Response: In line 258, 259 ,260, 261 all statistical analysis requested has been added. We believe confirmatory factor analysis CFI is 0.74, which indicates accepted fit. Kaiser-Meyer-Olkin Measure of Sampling Adequacy KMO value is 0.869, which indicate the sampling is adequate with p value 0.000. X2/df is 2.29 and the root mean square error of approximation RMSEA 0.12 which is mediocre.

 

Comment 8: You may follow ITC guideline or COSMIN guideline or WHO guideline for reporting.

Response: 

Thank you for your suggestion and comments. This manuscript followed the Reporting guideline that is internationally accepted as follows.

Beaton DE, Bombardier C, Guillemin F, Ferraz MB. Guidelines for the process of cross-cultural adaptation of self-report measures. Spine (Phila Pa 1976). 2000;25(24):3186–91. pmid:11124735

 

 

Comment 9: You should follow international guideline reporting process.

Response: This manuscript follows the above protocol as mentioned in comment 8.

 

 

Additional clarifications

In addition to the above comments, figure 2 has been re-designed.

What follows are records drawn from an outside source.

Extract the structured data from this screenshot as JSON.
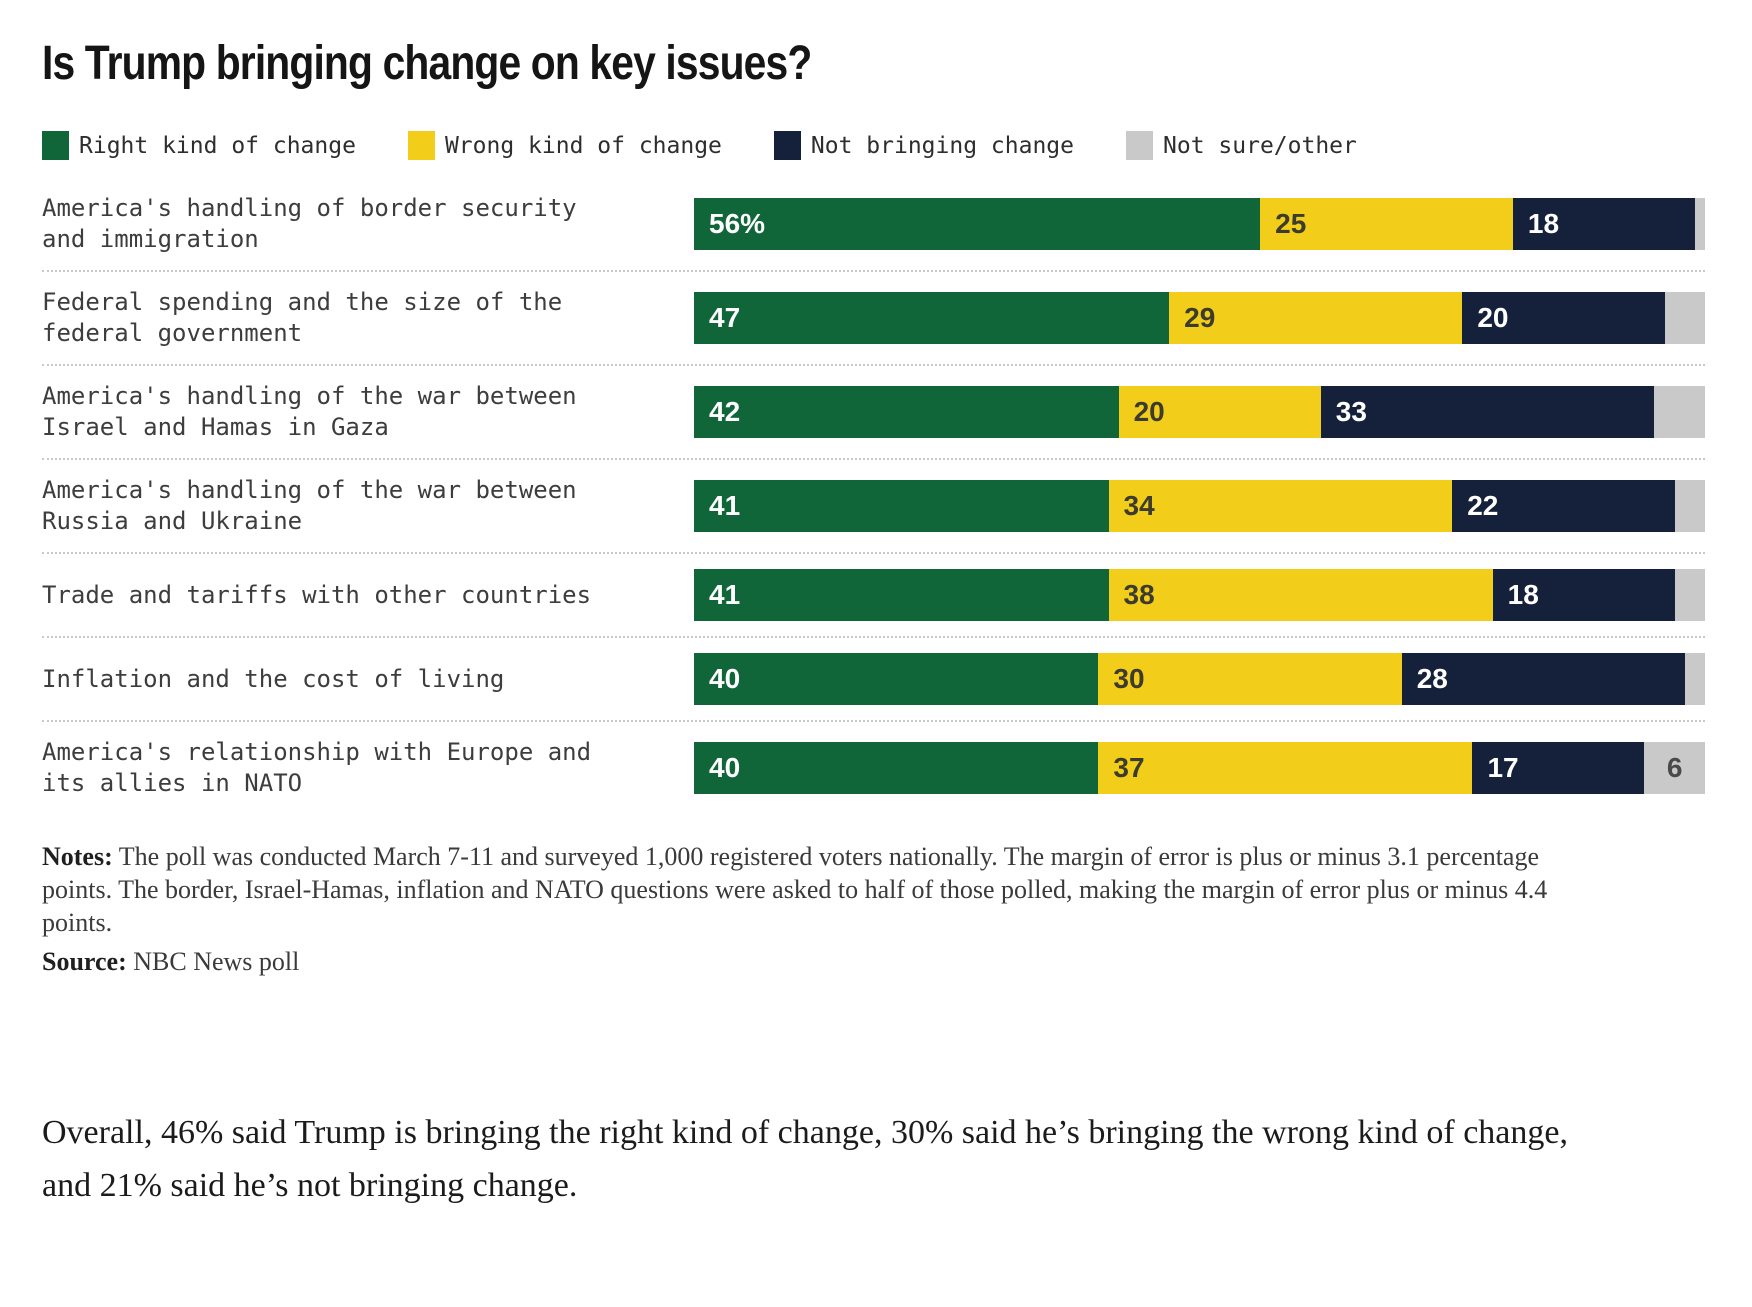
{
  "title": "Is Trump bringing change on key issues?",
  "legend": [
    {
      "label": "Right kind of change",
      "color": "#106539"
    },
    {
      "label": "Wrong kind of change",
      "color": "#F2CE1B"
    },
    {
      "label": "Not bringing change",
      "color": "#15213B"
    },
    {
      "label": "Not sure/other",
      "color": "#C9C9C9"
    }
  ],
  "chart_data": {
    "type": "bar",
    "stacked": true,
    "orientation": "horizontal",
    "title": "Is Trump bringing change on key issues?",
    "categories": [
      "America's handling of border security and immigration",
      "Federal spending and the size of the federal government",
      "America's handling of the war between Israel and Hamas in Gaza",
      "America's handling of the war between Russia and Ukraine",
      "Trade and tariffs with other countries",
      "Inflation and the cost of living",
      "America's relationship with Europe and its allies in NATO"
    ],
    "series": [
      {
        "name": "Right kind of change",
        "color": "#106539",
        "values": [
          56,
          47,
          42,
          41,
          41,
          40,
          40
        ]
      },
      {
        "name": "Wrong kind of change",
        "color": "#F2CE1B",
        "values": [
          25,
          29,
          20,
          34,
          38,
          30,
          37
        ]
      },
      {
        "name": "Not bringing change",
        "color": "#15213B",
        "values": [
          18,
          20,
          33,
          22,
          18,
          28,
          17
        ]
      },
      {
        "name": "Not sure/other",
        "color": "#C9C9C9",
        "values": [
          1,
          4,
          5,
          3,
          3,
          2,
          6
        ]
      }
    ],
    "xlim": [
      0,
      100
    ],
    "legend_position": "top",
    "grid": false,
    "value_label_notes": "values shown inside segments; first green segment labeled with %; gray segment labeled only on last row"
  },
  "rows": [
    {
      "label": "America's handling of border security and immigration",
      "segments": [
        {
          "value": 56,
          "label": "56%"
        },
        {
          "value": 25,
          "label": "25"
        },
        {
          "value": 18,
          "label": "18"
        },
        {
          "value": 1,
          "label": ""
        }
      ]
    },
    {
      "label": "Federal spending and the size of the federal government",
      "segments": [
        {
          "value": 47,
          "label": "47"
        },
        {
          "value": 29,
          "label": "29"
        },
        {
          "value": 20,
          "label": "20"
        },
        {
          "value": 4,
          "label": ""
        }
      ]
    },
    {
      "label": "America's handling of the war between Israel and Hamas in Gaza",
      "segments": [
        {
          "value": 42,
          "label": "42"
        },
        {
          "value": 20,
          "label": "20"
        },
        {
          "value": 33,
          "label": "33"
        },
        {
          "value": 5,
          "label": ""
        }
      ]
    },
    {
      "label": "America's handling of the war between Russia and Ukraine",
      "segments": [
        {
          "value": 41,
          "label": "41"
        },
        {
          "value": 34,
          "label": "34"
        },
        {
          "value": 22,
          "label": "22"
        },
        {
          "value": 3,
          "label": ""
        }
      ]
    },
    {
      "label": "Trade and tariffs with other countries",
      "segments": [
        {
          "value": 41,
          "label": "41"
        },
        {
          "value": 38,
          "label": "38"
        },
        {
          "value": 18,
          "label": "18"
        },
        {
          "value": 3,
          "label": ""
        }
      ]
    },
    {
      "label": "Inflation and the cost of living",
      "segments": [
        {
          "value": 40,
          "label": "40"
        },
        {
          "value": 30,
          "label": "30"
        },
        {
          "value": 28,
          "label": "28"
        },
        {
          "value": 2,
          "label": ""
        }
      ]
    },
    {
      "label": "America's relationship with Europe and its allies in NATO",
      "segments": [
        {
          "value": 40,
          "label": "40"
        },
        {
          "value": 37,
          "label": "37"
        },
        {
          "value": 17,
          "label": "17"
        },
        {
          "value": 6,
          "label": "6"
        }
      ]
    }
  ],
  "notes": {
    "label": "Notes:",
    "text": " The poll was conducted March 7-11 and surveyed 1,000 registered voters nationally. The margin of error is plus or minus 3.1 percentage points. The border, Israel-Hamas, inflation and NATO questions were asked to half of those polled, making the margin of error plus or minus 4.4 points."
  },
  "source": {
    "label": "Source:",
    "text": " NBC News poll"
  },
  "summary": "Overall, 46% said Trump is bringing the right kind of change, 30% said he’s bringing the wrong kind of change, and 21% said he’s not bringing change."
}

Regarding the explanatory factor analysis, we were unable to figure it out within the time frame limits.

We look forward to hearing from you in due time regarding our submission and to respond to any further questions and comments you may have.

Sincerely,

Round 2

Reviewer 3 Report

Comments and Suggestions for Authors

The manuscript fulfils all the scientific standards necessary to be published.  The manuscript has the sufficient quality and originality to be published in Healthcare. I do not think that the manuscript needs further revisions. I think it can be considered for publication in journal.